What’s more, today dad showed me a grave that I’d never seen in my life, not once, honest to God, although it’s right on the way to the market.

So, there’s a mass grave there and a little marble gravestone with names on it. Right in the courtyard. Dad says that when he was small, he once saw a man going past the yard who noticed the grave, suddenly stopped, saluted the grave, and walked on with a military step. But there was no one else around, so this man did this precisely for the dead soldiers. And my dad always remembered this moment of respect.

So, I wish with all my heart that every time someone sees the graves of those russians who illegally crossed the border of Ukraine since 2014, that they spit on their graves.

I wish that they would all die a wretched death. That all those who didn’t croak from explosions or bullets go back home missing arms or legs, that the parents are ashamed of their cripples and wish them a quick death rather than endless shame.

And that they all die in pain and poverty.
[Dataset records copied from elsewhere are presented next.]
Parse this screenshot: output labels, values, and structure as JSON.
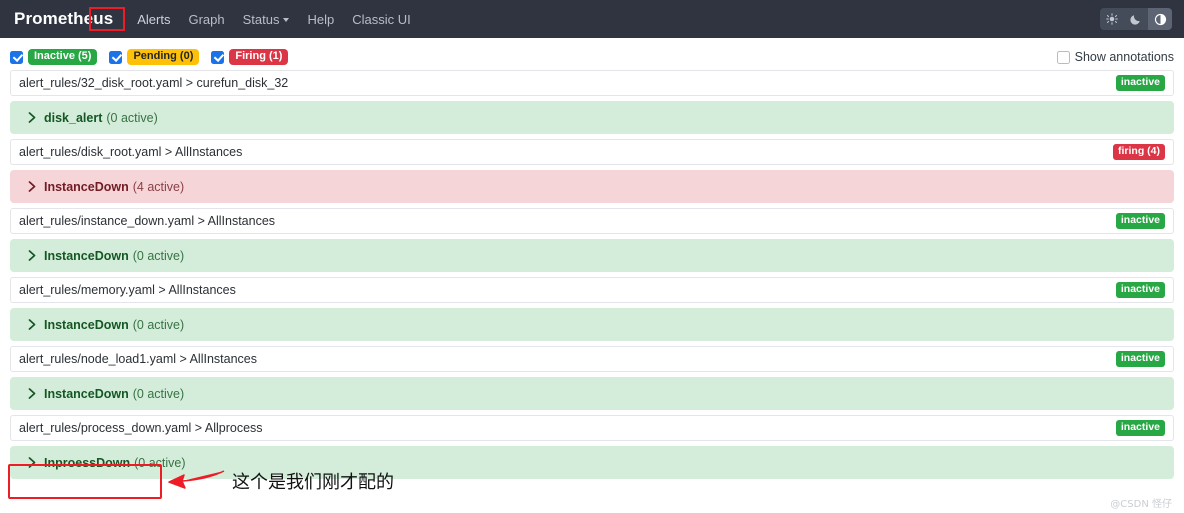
{
  "navbar": {
    "brand": "Prometheus",
    "links": [
      {
        "label": "Alerts",
        "name": "nav-link-alerts",
        "has_caret": false
      },
      {
        "label": "Graph",
        "name": "nav-link-graph",
        "has_caret": false
      },
      {
        "label": "Status",
        "name": "nav-link-status",
        "has_caret": true
      },
      {
        "label": "Help",
        "name": "nav-link-help",
        "has_caret": false
      },
      {
        "label": "Classic UI",
        "name": "nav-link-classic-ui",
        "has_caret": false
      }
    ],
    "theme": {
      "light_icon": "sun-icon",
      "dark_icon": "moon-icon",
      "auto_icon": "half-circle-icon",
      "selected": "auto"
    }
  },
  "filters": {
    "items": [
      {
        "label": "Inactive (5)",
        "color": "green",
        "checked": true
      },
      {
        "label": "Pending (0)",
        "color": "yellow",
        "checked": true
      },
      {
        "label": "Firing (1)",
        "color": "red",
        "checked": true
      }
    ],
    "show_annotations_label": "Show annotations",
    "show_annotations_checked": false
  },
  "groups": [
    {
      "file": "alert_rules/32_disk_root.yaml > curefun_disk_32",
      "state_badge": "inactive",
      "state_type": "inactive",
      "rule_name": "disk_alert",
      "rule_count": "(0 active)",
      "rule_state": "inactive",
      "chevron": "chevron-right-icon"
    },
    {
      "file": "alert_rules/disk_root.yaml > AllInstances",
      "state_badge": "firing (4)",
      "state_type": "firing",
      "rule_name": "InstanceDown",
      "rule_count": "(4 active)",
      "rule_state": "firing",
      "chevron": "chevron-right-icon"
    },
    {
      "file": "alert_rules/instance_down.yaml > AllInstances",
      "state_badge": "inactive",
      "state_type": "inactive",
      "rule_name": "InstanceDown",
      "rule_count": "(0 active)",
      "rule_state": "inactive",
      "chevron": "chevron-right-icon"
    },
    {
      "file": "alert_rules/memory.yaml > AllInstances",
      "state_badge": "inactive",
      "state_type": "inactive",
      "rule_name": "InstanceDown",
      "rule_count": "(0 active)",
      "rule_state": "inactive",
      "chevron": "chevron-right-icon"
    },
    {
      "file": "alert_rules/node_load1.yaml > AllInstances",
      "state_badge": "inactive",
      "state_type": "inactive",
      "rule_name": "InstanceDown",
      "rule_count": "(0 active)",
      "rule_state": "inactive",
      "chevron": "chevron-right-icon"
    },
    {
      "file": "alert_rules/process_down.yaml > Allprocess",
      "state_badge": "inactive",
      "state_type": "inactive",
      "rule_name": "InproessDown",
      "rule_count": "(0 active)",
      "rule_state": "inactive",
      "chevron": "chevron-right-icon"
    }
  ],
  "annotation": {
    "callout_text": "这个是我们刚才配的",
    "box_color": "#ee1c25",
    "arrow_icon": "left-arrow-icon"
  },
  "watermark": "@CSDN 怪仔"
}
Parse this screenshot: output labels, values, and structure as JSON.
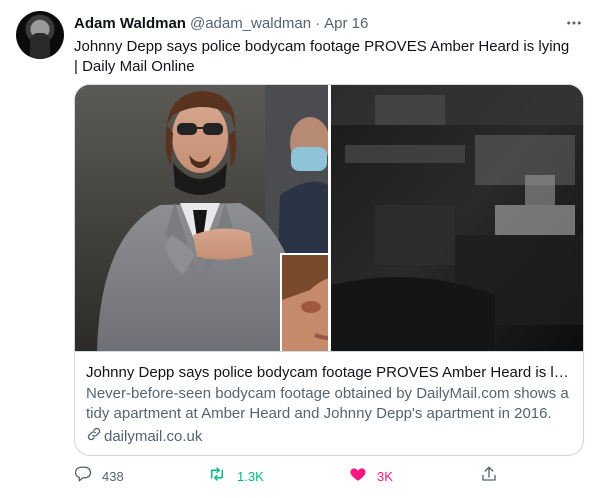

And when they die—I can believe in the hereafter, right?—, I hope that when they die, every night the Kozak-Kharakternyks** from Savur-Mohyla*** come to them and these Kharakternyks rip out their intestines and slowly wrap them around their embodied nails, put out their eyes, and carve them up into tiny pieces.

Every single night.

Without end.

For eternity.

PS Sorry that there’s so much.

Thanks for reading it through.

Anna-Yevhenia, Kharkiv-Kyiv, August 6, 2022

Translator: Lidia Wolanskyj

* «Khuiyoviy» means «fucked up, useless.» KTZ refers to the Kharkiv Tank Plant.

** «Kozak-Khraakternyks» were considered clairvoyant healers.

*** Savur-Mohyla is an old Kozak gravesite that was taken over by the russian proxies after fierce battles in August 2014.